Secondo fonti ufficiose, le testate nucleari di Pyongyang sarebbero meno di dieci ed i missili a lunga gittata sarebbero soltanto quei pochi trasportati dai camion per le imponenti manifestazioni di propaganda. Ma sembra certo che le forze armate nordcoreane dispongano di un migliaio di missili a corto e medio raggio. L'obiettivo di un'eventuale reazione ad un attacco americano è certamente la vicina Corea del Sud, ma i missili di media gittata sarebbero in grado di colpire il Giappone o la base americana di Guam. Si ritiene inoltre che siano capaci di trasportare piccole testate nucleari. L'esercito di Pyongyang, che con oltre 1 milione e 100 mila soldati è il quinto del mondo per unità da combattimento, dispone anche di circa 5.000 tonnellate di armi chimiche.

L'incognita cinese, le preoccupazioni russe

La Cina è ovviamente la grande incognita di tutta la questione. La Corea del Nord è un alleato storico del Partito Comunista Cinese sin dal 1946, quando truppe guidate da Kim Il-sung sostennero sul campo i maoisti durante la guerra civile. Mao Tse-tung ricambiò il favore, inviando un imponente contigente di 780 mila uomini durante la Guerra di Corea negli anni '50, per supportare Pyongyang. Più di 60 anni dopo, l'unica cosa rimasta inalterata è l'atteggiamento nordcoreano verso l'occidente al quale la Cina non fa più la guerra, ma si propone come importante partner commerciale. Una guerra a due passi da casa avrebbe l'estrema contrarietà di Xi Jinping, il cui Paese è impegnato in ben altre rivoluzioni, ma le vecchie intese tutt'ora esistenti imporrebbero una presa di posizione a favore dello scomodo vicino.

Un possibile raid punitivo da parte degli Stati Uniti potrebbe scatenare la reazione nordcoreana, Kim Jong-sun non è certamente lungimirante in tal senso e, se il conflitto degenera, la Cina non può rimanere neutrale. Forti preoccupazioni giungono anche da Mosca, il regime di Pyongyang non è un alleato russo così come lo era ai tempi dell'URSS, ma di certo il Cremlino non vuole ritrovarsi con un conflitto, in cui si minacciano anche azioni nucleari, al proprio confine orientale.

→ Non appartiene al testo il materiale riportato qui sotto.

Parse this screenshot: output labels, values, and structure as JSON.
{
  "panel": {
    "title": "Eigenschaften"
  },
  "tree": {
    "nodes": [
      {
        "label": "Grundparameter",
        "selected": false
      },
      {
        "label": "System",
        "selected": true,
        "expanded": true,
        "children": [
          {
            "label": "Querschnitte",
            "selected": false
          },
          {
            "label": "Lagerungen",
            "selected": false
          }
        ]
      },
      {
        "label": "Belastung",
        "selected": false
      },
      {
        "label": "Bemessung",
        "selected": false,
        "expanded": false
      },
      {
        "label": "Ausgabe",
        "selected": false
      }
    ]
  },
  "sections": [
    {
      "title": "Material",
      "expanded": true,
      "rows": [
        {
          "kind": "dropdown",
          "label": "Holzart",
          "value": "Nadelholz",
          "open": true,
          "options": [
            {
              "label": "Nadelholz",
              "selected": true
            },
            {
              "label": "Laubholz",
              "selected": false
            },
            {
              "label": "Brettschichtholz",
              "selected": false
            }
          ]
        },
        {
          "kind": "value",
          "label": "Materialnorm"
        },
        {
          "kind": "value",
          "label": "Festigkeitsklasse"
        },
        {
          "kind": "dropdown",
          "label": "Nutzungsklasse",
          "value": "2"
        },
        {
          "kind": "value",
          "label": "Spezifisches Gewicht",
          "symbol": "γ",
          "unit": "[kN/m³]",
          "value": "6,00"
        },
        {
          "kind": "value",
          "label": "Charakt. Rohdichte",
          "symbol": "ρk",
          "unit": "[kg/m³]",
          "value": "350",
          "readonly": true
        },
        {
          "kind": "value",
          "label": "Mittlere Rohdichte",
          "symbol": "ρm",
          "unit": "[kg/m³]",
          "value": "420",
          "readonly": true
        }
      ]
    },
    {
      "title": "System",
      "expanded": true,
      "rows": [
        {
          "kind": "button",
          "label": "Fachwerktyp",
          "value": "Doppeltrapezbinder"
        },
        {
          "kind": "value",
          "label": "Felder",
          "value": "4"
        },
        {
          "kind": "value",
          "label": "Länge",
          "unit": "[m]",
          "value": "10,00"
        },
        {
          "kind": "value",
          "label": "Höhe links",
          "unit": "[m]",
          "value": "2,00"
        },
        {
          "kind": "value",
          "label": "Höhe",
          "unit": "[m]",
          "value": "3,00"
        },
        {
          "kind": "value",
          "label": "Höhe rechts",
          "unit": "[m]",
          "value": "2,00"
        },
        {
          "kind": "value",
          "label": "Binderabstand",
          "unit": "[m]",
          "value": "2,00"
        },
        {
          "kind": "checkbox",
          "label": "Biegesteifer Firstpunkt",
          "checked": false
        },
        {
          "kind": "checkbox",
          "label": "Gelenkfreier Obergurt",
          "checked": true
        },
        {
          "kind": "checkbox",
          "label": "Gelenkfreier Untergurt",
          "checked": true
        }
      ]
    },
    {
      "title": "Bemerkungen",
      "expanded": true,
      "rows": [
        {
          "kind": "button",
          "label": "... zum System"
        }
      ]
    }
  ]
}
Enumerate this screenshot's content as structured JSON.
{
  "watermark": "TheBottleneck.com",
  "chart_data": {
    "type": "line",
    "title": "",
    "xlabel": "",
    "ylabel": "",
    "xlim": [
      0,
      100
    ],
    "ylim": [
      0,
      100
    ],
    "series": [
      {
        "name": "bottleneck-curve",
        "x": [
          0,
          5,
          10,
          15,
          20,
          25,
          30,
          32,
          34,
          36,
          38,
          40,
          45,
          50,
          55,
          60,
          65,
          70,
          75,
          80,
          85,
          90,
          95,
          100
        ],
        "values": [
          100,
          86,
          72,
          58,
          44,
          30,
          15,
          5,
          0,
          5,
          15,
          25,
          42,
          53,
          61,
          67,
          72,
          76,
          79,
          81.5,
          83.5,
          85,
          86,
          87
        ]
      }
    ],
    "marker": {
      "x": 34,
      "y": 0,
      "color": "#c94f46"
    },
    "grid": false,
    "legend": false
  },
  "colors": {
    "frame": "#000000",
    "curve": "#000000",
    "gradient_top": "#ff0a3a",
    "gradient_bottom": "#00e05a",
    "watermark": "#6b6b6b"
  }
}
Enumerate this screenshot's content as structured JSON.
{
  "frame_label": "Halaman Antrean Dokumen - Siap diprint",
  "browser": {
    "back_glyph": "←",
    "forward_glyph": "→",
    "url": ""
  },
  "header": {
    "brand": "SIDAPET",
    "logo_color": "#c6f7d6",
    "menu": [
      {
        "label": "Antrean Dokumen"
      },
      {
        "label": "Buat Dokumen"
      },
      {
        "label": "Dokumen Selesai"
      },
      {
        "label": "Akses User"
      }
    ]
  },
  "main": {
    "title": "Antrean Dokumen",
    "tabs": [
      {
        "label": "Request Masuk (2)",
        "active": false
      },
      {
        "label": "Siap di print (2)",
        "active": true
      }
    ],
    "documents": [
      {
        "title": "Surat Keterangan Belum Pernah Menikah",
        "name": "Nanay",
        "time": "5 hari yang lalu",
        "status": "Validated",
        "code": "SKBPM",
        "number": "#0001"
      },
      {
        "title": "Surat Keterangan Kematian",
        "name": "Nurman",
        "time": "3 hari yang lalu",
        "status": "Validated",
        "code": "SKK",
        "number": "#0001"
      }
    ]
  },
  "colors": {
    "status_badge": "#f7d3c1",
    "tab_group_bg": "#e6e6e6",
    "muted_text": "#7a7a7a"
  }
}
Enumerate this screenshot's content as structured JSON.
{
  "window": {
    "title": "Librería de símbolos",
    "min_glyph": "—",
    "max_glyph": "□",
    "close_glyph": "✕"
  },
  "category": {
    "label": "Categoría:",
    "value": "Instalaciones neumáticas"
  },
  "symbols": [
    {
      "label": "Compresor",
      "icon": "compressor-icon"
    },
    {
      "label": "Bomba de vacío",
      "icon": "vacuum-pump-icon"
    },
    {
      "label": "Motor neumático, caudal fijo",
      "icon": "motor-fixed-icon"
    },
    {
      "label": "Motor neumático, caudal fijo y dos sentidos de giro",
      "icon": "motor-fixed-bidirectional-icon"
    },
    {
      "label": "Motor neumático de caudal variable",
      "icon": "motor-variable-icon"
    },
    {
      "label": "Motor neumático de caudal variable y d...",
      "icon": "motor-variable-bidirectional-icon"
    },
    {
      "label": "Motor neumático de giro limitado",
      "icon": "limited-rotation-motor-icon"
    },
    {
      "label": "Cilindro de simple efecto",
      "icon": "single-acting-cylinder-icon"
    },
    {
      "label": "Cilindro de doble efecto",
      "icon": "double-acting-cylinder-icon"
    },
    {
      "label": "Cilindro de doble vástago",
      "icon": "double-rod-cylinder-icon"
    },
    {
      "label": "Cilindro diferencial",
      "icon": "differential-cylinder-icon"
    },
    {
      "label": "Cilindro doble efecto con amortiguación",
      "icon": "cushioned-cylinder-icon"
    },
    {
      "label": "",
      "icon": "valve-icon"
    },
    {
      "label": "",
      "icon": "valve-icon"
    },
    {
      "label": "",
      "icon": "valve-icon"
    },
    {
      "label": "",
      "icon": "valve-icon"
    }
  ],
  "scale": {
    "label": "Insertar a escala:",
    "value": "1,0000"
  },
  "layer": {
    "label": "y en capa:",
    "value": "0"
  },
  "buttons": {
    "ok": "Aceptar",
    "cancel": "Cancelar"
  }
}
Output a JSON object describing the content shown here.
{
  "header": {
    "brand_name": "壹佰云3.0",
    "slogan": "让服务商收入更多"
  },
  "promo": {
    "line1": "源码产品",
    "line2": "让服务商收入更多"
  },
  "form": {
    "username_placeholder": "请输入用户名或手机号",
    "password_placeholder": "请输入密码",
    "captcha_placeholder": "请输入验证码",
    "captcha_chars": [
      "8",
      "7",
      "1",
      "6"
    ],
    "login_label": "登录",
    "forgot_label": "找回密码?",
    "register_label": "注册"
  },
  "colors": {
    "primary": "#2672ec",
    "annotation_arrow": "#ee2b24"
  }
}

È inoltre evidente che tanto Vladimir Putin, quanto Xi Jinping non possono sorridere all'idea di un'azione militare USA che avrebbe il duplice obiettivo della deposizione di Kim Jong-un e di una penisola coreana riunificata sotto l'influenza della Casa Bianca. Ci chiediamo, a questo punto, se davvero Trump ritenga 'inevitabile' l'intervento militare in Corea e se,allo stesso modo, abbia riflettuto sulle possibili conseguenze.